Session: 626. Aggressive Lymphomas: Clinical and Epidemiological: Poster III
Hematology Disease Topics & Pathways:
Research, Epidemiology, Lymphomas, Clinical Research, Health outcomes research, B Cell lymphoma, Diseases, Real-world evidence, Aggressive lymphoma, Lymphoid Malignancies, Adverse Events, Survivorship
Methods: For the systematic research two independent authors performed a systematic search and data extraction using the MESH term: “Non-Hodgkin lymphoma”, “Lymphoma”, “DLBCL”, “Relapsed” OR “Refractory” as population, and “Polatuzumab” AND “Bendamustine” and “rituximab” as an intervention in the following databases: Medline (PubMed), EMBASE, COCHRANE, Scopus, ClinicalTrials.gov, Google scholar and gray literature (LILACS). Primary outcome was complete response (CR) and secondary outcomes were progression free survival (PFS) and overall survival (OS). Our systematic search adhered to PRISMA guidelines. Fifteen studies were reviewed qualitatively, of which 3 were randomized clinical trials. Four studies were included in a double-arm meta-analysis comparing Pola-R and Pola-BR complete response rates, progression free survival and overall survival.
Results: The pooled analysis of 585 patients with R/R DLBCL treated with Pola-BR showed a complete response (CR) rate of 29% with 95% confidence interval (CI) [24, 33] and significant heterogeneity (I2=62.83%) on a random effects model. The CR rate of 103 patients (17.6%) in randomized clinical trials (RCT) was 37% with CI [22, 51]. Median PFS (mPFS) ranged from 3.8 months to 9.5 months, while median OS (mOS) ranged from 5 to 12.4 months. The meta-analysis comparing CR rates of Pola-BR (24.6% [17, 32]) vs Pola-R (26.8% [16, 37]) included 199 patients and showed no significant difference (OR 0.94, 95% CI [0.45, 2.00]). Notably, one study reported similar mean PFS of 5.5 to 5.1 months for Pola-BR and Pola-R respectively (Argnani et al. Hemasphere 2022). Regarding the adverse events between the two treatment programs, there was a significant increase in the odds of anemia (OR of 3.84 [1.19, 12.43]) and thrombocytopenia (OR 4.25 [1.65, 10.95]) for patients treated with Pola-BR, but no differences in neutropenia OR 1.40 [0.52, 3.75]. Literature search had low risk of publication bias given symmetrical results in funnel plot.

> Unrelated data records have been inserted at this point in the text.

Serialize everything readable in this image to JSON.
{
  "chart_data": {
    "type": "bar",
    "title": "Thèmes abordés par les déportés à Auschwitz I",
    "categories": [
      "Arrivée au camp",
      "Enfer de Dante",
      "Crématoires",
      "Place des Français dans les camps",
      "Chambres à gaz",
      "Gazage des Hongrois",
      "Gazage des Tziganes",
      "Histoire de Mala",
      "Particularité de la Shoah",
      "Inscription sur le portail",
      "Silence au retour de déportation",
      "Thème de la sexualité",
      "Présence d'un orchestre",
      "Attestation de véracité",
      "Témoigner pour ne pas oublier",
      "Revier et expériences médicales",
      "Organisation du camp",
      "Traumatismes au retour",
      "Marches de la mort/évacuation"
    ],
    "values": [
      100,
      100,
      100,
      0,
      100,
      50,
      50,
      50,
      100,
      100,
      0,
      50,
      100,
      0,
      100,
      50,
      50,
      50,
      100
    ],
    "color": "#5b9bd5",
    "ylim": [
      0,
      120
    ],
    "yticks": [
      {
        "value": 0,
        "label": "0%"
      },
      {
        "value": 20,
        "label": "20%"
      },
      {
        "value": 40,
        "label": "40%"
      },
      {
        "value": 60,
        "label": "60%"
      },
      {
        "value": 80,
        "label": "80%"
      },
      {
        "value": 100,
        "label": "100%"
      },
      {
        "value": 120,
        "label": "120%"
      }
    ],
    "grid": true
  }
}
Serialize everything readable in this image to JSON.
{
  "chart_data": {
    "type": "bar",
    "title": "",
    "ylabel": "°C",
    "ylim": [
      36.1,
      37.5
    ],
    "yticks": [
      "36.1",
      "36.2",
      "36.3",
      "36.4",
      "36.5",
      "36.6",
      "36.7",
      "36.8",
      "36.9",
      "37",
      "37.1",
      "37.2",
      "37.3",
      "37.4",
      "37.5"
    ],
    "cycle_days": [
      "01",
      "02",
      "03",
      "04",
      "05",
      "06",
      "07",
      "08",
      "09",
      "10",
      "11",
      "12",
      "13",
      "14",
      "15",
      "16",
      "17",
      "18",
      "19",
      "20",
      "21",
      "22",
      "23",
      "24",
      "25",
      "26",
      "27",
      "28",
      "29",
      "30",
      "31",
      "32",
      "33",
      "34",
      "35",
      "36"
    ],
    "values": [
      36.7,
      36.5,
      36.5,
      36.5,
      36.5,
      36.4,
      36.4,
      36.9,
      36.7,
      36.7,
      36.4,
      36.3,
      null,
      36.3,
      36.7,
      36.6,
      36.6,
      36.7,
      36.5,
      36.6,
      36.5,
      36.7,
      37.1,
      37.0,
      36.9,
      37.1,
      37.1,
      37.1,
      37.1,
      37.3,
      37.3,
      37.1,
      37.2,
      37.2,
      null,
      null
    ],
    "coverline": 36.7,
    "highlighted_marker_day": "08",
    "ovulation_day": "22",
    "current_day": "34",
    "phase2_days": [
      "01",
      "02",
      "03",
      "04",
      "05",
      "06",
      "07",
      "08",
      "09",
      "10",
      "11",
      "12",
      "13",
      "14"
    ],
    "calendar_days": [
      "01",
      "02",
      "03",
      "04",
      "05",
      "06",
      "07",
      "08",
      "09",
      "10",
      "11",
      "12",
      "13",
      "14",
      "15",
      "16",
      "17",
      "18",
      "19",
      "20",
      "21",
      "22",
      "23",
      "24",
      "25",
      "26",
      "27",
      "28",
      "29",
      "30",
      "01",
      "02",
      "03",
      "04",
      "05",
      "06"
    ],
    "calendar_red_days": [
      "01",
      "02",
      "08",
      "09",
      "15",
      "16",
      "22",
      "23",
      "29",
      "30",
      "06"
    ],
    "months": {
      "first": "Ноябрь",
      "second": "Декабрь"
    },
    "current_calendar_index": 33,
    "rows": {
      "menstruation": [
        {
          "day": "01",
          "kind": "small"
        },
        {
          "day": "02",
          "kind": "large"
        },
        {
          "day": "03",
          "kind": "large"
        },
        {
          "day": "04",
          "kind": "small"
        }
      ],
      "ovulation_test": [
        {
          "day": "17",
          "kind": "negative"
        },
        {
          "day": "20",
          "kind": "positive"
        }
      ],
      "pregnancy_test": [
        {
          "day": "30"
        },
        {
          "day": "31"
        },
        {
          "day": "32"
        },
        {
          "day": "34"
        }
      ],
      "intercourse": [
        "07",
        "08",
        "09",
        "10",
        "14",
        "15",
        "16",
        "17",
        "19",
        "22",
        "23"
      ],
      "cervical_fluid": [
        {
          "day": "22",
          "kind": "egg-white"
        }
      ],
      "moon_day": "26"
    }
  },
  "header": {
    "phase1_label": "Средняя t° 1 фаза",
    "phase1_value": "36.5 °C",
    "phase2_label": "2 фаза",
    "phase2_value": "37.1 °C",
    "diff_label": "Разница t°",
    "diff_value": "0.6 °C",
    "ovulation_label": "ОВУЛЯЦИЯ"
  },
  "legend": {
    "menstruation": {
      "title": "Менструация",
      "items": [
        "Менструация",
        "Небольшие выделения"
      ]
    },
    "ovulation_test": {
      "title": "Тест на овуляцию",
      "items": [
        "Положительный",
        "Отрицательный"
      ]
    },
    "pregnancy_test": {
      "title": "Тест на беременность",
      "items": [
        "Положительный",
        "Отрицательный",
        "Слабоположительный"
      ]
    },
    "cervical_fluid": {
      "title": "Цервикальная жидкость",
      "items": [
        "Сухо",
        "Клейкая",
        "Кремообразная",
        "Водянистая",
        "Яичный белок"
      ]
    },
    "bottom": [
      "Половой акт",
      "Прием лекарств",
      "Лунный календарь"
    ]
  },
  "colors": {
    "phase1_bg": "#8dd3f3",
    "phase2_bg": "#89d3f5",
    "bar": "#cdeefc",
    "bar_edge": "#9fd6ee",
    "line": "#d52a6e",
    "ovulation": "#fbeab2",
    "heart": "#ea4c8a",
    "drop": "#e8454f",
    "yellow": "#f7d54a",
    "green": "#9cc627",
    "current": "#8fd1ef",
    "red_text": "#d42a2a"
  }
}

Discussion: Our study demonstrates that the CR rates among patients treated with Pola-BR and Pola-R are similar without any statistically significant difference. Notably, Pola-BR was characterized by 4 four times higher hematologic toxicity of anemia and thrombocytopenia compared with Pola-R. These results support the emerging evidence that the addition of bendamustine to Pola-R needs to be reevaluated for the treatment of R/R DLBCL. Furthermore, the overall CR rate of Pola-BR, the median PFS and median OS were lower compared with those data from the pivotal RCT that led to the FDA approval of the Pola-BR program (Sehn et al. Journal of Clinical Oncology 2019). One limitation of our study could be that most of the patients came from observational non-randomized studies. Additional real-world data studies, comparing the efficacy and safety profile of Pola-BR vs Pola-Rituximab are needed to provide stronger evidence of the bendamustine-free Pola-R program in the management of R/R DLBCL.
Disclosures: Pongas: Mevox ltd: Current equity holder in private company; Amgen, Eli Lilly,. Crispr Therapeutics: Current equity holder in publicly-traded company.